Top-grossing films and publisher success marks 2008 as Year of the Pulps

Pulp fiction is back as entertainment, according to box office and publishing reports. America’s fascination was evidenced with Hollywood’s three top-grossing films for 2008, Dark Knight, Iron Man, and Indiana Jones 4, garnering well over $2,000,000,000 worldwide and each based on pulp heroes. While in publishing, L. Ron Hubbard’s multi-genre pulp fiction series, Stories from the Golden Age, Walter Gibson’s The Shadow and Lester Dent’s Doc Savage all saw marked increases in distribution and sales in traditional and non-traditional outlets for 2008.

Pulp classics date back to the 1930s and 40s — the time known as the Golden Age of Pulp Fiction and the last period that America faced both an economic collapse and multiple wars.

Hollywood-based Galaxy Press alone reported a 300% sales increase spurred by a strong domestic demand from the library, education, and transportation markets for its 80 pulp fiction line of print and audio books.

“It’s clear that these audiences are looking for high-action entertainment with a broad appeal to readers of all ages — including readers who need to see the story take off right away,” said John Goodwin, president of Galaxy Press, publishers of the Stories from the Golden Age book series.

“During the 1930s and 40s, America was going through the Great Depression, war had just finished, and another was looming,” Goodwin said. “Americans needed an escape and the pulp writers — at least the very good ones like Hubbard, Gibson, Dent and Borroughs — provided that desperately needed outlet.”

Pulp fiction characters, like the stories, were bigger than life and that is what appealed to the 30,000,000-plus readers caught in harsh economic times.
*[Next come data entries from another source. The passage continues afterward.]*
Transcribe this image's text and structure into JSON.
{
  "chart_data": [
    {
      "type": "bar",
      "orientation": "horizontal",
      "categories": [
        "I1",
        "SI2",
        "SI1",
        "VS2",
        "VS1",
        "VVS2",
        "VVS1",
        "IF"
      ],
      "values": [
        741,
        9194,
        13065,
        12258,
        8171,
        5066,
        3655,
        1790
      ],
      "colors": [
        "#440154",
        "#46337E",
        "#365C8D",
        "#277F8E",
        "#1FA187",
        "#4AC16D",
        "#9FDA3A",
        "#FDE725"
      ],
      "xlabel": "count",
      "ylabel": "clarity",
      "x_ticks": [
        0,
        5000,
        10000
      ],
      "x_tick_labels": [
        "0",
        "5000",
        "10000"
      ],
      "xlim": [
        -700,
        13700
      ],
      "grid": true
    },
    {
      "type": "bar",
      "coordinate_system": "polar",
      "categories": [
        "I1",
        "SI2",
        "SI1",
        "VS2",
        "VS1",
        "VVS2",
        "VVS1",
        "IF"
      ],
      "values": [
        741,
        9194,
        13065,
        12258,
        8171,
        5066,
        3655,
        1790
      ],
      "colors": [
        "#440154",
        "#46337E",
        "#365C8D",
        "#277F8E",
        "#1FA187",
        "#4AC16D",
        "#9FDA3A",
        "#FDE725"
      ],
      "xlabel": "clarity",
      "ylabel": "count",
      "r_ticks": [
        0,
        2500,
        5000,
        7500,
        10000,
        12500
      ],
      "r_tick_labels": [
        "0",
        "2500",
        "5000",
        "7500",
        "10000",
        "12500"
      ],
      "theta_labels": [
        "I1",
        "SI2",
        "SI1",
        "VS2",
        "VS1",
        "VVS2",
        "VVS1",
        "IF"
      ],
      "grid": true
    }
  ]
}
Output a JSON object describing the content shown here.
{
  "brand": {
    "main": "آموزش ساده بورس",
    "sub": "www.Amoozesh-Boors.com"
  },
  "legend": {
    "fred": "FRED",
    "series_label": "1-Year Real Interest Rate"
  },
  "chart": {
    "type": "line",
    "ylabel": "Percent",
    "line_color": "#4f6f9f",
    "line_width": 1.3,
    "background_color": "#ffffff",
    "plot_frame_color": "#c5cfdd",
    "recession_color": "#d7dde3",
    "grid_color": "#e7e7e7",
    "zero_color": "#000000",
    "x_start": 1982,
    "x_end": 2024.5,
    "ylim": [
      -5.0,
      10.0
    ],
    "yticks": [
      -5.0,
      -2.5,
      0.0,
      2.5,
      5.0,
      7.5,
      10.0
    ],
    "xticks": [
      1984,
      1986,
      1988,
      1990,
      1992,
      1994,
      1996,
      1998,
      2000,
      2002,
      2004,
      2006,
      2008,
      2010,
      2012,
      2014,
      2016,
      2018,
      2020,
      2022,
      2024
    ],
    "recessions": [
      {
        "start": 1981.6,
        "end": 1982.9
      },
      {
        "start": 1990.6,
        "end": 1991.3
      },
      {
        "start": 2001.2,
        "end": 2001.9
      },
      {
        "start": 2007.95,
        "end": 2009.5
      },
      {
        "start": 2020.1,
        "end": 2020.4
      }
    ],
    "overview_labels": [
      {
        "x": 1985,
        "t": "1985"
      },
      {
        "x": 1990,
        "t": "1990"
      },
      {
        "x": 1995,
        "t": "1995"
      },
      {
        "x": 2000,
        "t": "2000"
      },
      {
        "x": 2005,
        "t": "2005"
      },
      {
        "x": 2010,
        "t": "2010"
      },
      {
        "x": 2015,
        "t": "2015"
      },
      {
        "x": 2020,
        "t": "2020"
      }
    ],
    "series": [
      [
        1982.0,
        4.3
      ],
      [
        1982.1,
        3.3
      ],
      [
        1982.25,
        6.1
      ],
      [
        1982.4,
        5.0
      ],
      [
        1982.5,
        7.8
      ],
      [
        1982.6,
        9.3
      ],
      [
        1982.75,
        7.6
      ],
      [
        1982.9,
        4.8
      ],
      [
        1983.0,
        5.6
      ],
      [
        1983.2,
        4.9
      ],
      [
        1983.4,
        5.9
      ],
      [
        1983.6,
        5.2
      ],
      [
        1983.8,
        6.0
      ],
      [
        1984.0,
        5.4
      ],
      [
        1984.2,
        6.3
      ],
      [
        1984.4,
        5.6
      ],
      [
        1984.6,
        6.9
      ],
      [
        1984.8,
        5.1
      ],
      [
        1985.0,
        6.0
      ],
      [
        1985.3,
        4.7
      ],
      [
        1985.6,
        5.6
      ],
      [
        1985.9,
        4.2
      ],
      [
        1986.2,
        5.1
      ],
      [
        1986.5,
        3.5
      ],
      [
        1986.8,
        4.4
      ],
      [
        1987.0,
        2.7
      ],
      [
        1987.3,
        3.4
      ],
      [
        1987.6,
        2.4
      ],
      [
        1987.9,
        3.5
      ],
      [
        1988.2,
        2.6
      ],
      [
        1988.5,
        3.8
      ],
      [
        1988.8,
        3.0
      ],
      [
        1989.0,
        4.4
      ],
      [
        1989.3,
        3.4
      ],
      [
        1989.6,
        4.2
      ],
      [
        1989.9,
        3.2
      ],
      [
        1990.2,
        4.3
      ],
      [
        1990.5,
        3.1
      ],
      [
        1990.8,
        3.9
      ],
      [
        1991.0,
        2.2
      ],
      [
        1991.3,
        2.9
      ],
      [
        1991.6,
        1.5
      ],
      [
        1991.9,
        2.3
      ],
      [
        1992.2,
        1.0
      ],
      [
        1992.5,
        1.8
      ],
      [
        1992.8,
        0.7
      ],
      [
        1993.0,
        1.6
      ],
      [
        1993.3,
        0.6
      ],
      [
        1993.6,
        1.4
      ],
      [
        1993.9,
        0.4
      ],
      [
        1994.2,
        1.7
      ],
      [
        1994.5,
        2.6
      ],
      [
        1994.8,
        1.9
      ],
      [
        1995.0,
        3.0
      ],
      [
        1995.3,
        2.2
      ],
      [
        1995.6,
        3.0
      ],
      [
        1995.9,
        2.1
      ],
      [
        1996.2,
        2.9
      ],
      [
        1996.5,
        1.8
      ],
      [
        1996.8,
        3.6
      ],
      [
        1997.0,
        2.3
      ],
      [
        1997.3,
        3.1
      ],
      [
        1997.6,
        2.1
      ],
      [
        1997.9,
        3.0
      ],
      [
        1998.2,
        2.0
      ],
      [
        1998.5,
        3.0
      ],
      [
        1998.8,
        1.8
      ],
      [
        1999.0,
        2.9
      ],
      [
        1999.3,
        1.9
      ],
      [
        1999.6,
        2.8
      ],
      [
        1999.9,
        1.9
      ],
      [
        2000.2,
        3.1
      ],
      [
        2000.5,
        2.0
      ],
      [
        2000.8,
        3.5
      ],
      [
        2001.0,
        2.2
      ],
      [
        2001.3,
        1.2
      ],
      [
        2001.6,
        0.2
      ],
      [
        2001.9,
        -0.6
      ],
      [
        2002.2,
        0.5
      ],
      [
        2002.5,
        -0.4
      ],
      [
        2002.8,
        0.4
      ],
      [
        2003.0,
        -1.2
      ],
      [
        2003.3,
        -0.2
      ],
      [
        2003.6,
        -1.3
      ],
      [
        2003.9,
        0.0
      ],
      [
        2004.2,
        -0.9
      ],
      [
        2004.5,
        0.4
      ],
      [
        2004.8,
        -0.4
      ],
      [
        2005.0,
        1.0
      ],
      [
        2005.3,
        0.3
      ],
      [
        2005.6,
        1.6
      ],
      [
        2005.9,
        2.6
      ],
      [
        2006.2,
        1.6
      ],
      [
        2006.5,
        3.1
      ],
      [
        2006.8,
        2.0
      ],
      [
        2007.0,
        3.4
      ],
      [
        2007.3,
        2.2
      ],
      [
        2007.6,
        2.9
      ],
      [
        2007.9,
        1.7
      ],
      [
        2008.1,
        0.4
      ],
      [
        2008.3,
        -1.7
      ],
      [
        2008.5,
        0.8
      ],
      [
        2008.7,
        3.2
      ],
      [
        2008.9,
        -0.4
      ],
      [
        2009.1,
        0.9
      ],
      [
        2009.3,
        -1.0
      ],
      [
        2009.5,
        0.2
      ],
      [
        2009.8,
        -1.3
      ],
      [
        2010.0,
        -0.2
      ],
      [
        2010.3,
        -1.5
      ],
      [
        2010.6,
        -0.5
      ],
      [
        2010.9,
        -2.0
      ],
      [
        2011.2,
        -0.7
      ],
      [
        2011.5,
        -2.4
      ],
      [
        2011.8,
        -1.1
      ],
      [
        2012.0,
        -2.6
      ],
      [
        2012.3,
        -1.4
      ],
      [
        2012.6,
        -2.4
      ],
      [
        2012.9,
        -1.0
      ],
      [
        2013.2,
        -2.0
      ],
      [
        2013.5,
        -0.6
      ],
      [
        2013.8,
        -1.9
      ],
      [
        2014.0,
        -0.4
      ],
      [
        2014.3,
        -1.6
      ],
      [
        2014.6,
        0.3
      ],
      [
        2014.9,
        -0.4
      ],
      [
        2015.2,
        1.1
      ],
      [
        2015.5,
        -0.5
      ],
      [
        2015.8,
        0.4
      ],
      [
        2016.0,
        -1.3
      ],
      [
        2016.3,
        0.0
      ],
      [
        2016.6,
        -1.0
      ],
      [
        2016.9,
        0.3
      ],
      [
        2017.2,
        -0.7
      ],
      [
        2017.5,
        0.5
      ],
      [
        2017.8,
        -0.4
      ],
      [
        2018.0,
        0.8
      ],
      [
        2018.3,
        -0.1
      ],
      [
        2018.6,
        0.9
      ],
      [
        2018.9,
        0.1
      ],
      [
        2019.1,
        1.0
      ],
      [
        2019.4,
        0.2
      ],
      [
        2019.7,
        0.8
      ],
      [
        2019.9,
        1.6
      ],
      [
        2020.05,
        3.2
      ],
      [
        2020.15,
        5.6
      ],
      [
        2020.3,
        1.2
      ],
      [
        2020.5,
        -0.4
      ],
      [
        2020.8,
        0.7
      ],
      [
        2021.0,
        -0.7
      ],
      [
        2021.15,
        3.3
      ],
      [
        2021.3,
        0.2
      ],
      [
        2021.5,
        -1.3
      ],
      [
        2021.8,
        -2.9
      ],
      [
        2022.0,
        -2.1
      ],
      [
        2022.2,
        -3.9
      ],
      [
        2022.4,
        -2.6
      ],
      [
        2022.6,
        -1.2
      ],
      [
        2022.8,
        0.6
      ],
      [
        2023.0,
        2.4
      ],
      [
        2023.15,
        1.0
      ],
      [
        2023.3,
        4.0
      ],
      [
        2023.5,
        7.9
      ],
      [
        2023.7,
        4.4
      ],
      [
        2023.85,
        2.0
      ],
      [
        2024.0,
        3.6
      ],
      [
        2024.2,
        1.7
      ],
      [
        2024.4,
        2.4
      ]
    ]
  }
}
America needed and wanted heroes and the pulps provided them. Adventure House publisher, John Gunnison, a Maryland-based republisher and distributor of pulp fiction, understands why Hollywood is so enamored with pulp fiction, stating,

“There’s no better heroes than the pulp heroes.”

“For a few decades,” Goodwin added, “Americans didn’t need their heroes with America’s global expansion, housing, technology and Internet booms — who needs a hero to save you if you’re not in danger?”

Based on film success and publishing numbers, America’s love for heroes and desire to see them win has definitely returned.